MVCC (Multi-Version Concurrency Control)

Multi-Version Concurrency Control (MVCC) is a strategy for letting many transactions read and write a database at the same time without forcing them to wait on each other. Instead of locking a row while one transaction reads it, the database keeps multiple versions of that row. Each transaction is given a consistent snapshot of the data as it existed at a particular moment, so it never sees half-finished changes from other transactions in flight.

The payoff is that reads and writes stop interfering. The PostgreSQL documentation puts it plainly: “in MVCC locks acquired for querying (reading) data do not conflict with locks acquired for writing data, and so reading never blocks writing and writing never blocks reading.” Each SQL statement sees a snapshot of the data as it was some time ago, which preserves transaction isolation while avoiding the lock contention that a pure locking scheme would create.

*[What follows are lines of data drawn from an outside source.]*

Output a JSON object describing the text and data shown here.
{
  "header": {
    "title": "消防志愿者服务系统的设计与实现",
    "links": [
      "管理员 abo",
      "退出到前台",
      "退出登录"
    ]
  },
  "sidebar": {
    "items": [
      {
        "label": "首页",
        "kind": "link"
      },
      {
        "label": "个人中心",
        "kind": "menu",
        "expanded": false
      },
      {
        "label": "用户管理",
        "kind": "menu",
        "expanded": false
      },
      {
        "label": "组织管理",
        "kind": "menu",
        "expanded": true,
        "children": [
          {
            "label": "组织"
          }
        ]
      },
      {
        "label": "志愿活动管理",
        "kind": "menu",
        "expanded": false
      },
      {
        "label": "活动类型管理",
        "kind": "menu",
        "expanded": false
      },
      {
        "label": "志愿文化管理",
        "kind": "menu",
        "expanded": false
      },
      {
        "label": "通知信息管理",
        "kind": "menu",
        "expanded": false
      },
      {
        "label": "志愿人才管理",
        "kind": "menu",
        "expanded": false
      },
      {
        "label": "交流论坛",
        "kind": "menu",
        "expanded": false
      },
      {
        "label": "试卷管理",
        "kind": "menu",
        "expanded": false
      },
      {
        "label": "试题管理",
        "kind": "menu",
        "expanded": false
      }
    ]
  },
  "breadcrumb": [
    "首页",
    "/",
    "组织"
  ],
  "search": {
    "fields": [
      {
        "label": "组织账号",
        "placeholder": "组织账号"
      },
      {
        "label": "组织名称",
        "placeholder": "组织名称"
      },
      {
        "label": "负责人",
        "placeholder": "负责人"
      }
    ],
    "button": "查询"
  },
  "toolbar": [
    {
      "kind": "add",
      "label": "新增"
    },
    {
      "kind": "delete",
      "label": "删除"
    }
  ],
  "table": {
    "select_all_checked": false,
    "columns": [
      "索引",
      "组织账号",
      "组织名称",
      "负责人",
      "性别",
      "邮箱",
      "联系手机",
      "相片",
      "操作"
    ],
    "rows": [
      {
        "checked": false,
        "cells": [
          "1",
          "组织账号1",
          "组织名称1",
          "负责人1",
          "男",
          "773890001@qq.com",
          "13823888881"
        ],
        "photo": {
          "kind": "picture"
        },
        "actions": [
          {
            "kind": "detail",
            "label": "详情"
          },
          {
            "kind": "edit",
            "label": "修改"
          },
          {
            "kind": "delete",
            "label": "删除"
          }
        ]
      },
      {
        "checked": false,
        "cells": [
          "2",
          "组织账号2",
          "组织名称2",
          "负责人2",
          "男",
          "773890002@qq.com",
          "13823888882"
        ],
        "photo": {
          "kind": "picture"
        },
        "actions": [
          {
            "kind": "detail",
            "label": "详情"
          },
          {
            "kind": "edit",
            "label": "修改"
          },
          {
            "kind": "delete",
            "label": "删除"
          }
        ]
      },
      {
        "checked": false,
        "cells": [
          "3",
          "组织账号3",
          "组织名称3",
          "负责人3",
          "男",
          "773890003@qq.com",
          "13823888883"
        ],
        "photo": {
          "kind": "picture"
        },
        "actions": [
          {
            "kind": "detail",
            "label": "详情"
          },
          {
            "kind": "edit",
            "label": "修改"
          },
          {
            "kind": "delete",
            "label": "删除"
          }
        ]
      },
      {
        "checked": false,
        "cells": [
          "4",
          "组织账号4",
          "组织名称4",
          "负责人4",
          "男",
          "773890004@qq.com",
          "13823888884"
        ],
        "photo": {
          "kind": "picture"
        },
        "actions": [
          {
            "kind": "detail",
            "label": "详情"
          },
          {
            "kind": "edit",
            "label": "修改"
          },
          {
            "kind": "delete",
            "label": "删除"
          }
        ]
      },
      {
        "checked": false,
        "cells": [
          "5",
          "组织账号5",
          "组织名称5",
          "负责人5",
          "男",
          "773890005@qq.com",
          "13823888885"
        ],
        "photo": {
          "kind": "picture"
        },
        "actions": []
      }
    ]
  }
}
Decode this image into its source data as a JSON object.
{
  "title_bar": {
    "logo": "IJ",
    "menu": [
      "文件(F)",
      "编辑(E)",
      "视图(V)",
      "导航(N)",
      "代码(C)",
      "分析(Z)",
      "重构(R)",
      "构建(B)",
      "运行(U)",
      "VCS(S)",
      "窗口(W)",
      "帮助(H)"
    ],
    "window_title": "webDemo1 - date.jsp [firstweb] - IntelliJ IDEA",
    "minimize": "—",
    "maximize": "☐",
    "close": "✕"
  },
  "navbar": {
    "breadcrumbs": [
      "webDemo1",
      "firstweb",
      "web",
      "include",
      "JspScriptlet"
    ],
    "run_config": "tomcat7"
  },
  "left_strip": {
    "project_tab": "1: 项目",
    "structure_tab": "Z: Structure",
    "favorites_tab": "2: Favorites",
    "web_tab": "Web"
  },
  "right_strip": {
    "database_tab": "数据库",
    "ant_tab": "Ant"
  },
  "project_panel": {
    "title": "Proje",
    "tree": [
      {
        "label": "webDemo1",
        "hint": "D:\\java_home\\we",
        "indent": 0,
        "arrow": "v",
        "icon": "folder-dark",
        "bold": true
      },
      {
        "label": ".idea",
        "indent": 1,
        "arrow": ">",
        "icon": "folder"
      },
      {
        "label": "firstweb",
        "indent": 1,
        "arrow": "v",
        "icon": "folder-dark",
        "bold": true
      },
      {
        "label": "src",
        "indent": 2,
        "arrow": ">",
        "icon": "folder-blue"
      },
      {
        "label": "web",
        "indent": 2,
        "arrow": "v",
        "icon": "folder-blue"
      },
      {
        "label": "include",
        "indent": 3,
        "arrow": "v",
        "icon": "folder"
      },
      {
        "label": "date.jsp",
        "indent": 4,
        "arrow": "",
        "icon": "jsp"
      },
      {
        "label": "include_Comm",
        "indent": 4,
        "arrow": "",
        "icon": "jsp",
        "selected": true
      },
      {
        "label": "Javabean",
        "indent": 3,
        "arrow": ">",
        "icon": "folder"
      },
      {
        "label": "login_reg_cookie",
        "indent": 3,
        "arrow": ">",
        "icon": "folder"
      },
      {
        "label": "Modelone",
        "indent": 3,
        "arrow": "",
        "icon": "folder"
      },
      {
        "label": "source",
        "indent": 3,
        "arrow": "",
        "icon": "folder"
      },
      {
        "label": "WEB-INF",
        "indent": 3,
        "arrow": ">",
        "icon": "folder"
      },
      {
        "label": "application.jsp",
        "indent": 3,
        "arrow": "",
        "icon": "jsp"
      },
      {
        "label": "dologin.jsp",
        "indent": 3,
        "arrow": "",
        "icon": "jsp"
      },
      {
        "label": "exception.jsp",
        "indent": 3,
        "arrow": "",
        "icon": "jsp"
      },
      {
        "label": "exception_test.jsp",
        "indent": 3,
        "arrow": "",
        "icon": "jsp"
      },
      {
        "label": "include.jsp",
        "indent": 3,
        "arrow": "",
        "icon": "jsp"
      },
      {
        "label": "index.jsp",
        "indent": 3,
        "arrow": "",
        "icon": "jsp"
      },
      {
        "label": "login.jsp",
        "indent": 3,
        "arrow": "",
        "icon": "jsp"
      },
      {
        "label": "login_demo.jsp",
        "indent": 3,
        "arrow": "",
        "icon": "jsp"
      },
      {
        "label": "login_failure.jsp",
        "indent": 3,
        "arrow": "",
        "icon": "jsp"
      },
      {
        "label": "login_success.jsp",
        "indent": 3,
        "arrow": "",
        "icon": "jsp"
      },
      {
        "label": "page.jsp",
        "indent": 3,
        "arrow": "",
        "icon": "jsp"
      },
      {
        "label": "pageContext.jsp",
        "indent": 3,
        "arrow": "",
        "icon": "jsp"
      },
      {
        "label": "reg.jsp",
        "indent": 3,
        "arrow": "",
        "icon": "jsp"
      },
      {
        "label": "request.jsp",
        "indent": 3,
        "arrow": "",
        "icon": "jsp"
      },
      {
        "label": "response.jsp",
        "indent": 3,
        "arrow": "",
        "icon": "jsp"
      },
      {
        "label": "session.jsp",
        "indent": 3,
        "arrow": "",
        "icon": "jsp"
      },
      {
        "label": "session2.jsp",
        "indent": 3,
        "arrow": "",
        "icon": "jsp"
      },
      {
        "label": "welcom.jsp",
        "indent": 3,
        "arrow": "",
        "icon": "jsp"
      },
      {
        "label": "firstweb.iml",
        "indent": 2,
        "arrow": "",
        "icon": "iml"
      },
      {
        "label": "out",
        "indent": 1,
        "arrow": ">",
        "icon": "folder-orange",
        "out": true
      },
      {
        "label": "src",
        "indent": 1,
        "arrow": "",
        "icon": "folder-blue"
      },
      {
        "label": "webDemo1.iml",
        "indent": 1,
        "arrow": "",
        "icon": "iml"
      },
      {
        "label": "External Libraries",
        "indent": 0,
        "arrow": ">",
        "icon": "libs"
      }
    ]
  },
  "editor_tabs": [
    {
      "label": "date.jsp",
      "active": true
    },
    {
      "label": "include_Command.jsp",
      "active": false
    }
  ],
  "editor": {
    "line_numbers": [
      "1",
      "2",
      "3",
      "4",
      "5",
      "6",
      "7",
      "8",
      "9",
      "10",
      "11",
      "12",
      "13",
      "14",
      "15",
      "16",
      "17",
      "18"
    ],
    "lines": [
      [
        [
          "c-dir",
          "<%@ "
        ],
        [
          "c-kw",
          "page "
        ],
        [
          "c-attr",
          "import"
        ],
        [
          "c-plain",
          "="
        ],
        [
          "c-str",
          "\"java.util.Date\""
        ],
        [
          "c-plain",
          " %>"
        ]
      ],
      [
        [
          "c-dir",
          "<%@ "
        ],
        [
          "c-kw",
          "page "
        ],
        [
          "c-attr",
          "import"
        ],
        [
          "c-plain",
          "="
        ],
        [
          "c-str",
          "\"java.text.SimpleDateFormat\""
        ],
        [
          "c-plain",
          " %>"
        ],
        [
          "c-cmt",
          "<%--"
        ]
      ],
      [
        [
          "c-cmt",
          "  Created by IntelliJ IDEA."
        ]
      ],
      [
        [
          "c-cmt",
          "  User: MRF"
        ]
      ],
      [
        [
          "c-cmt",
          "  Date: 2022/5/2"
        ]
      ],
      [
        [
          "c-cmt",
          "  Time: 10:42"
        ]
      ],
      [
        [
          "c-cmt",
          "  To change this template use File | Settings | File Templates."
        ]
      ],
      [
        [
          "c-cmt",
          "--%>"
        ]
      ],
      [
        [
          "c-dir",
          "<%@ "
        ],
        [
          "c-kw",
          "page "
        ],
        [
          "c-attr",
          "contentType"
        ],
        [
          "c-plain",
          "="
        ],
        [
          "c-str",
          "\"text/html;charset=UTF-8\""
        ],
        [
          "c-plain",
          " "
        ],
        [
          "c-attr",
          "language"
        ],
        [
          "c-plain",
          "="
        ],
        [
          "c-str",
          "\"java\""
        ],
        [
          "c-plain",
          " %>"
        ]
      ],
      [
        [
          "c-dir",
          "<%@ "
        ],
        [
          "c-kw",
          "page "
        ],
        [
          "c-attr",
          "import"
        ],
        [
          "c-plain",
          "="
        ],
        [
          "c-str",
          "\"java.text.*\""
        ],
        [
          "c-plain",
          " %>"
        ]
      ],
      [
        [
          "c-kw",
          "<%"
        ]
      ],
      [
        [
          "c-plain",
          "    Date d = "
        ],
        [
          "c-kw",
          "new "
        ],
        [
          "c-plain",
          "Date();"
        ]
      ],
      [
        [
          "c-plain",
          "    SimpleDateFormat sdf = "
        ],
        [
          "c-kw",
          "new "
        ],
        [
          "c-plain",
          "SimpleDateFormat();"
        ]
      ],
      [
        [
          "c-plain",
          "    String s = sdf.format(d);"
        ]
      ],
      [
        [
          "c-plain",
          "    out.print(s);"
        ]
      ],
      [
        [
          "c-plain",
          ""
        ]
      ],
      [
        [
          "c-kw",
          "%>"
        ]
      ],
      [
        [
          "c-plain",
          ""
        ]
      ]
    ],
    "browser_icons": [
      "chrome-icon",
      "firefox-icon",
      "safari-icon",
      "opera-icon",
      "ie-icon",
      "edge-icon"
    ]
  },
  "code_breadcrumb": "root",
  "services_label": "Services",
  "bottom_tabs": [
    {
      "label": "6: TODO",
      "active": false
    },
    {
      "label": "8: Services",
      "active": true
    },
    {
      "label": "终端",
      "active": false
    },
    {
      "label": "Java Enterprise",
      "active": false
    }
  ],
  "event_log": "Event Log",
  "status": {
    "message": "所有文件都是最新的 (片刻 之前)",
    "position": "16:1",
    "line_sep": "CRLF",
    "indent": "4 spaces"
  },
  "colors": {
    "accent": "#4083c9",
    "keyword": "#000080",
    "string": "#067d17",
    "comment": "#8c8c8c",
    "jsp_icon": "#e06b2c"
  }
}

Under MVCC, an update does not overwrite a row in place; it creates a new version and leaves the old one for transactions that still need to see it. This is also visible in SQLite’s WAL mode, which the documentation describes as letting “readers continue operating from the original unaltered database while changes are simultaneously being committed” - readers and the writer proceed concurrently against different versions of the data.

MVCC is the foundation of high-concurrency database engines. PostgreSQL and Oracle both rely on it to serve many simultaneous users with good throughput. The trade-off is that old row versions accumulate and must eventually be cleaned up; in PostgreSQL this housekeeping is handled by the VACUUM process, which reclaims the space held by versions no transaction can still see.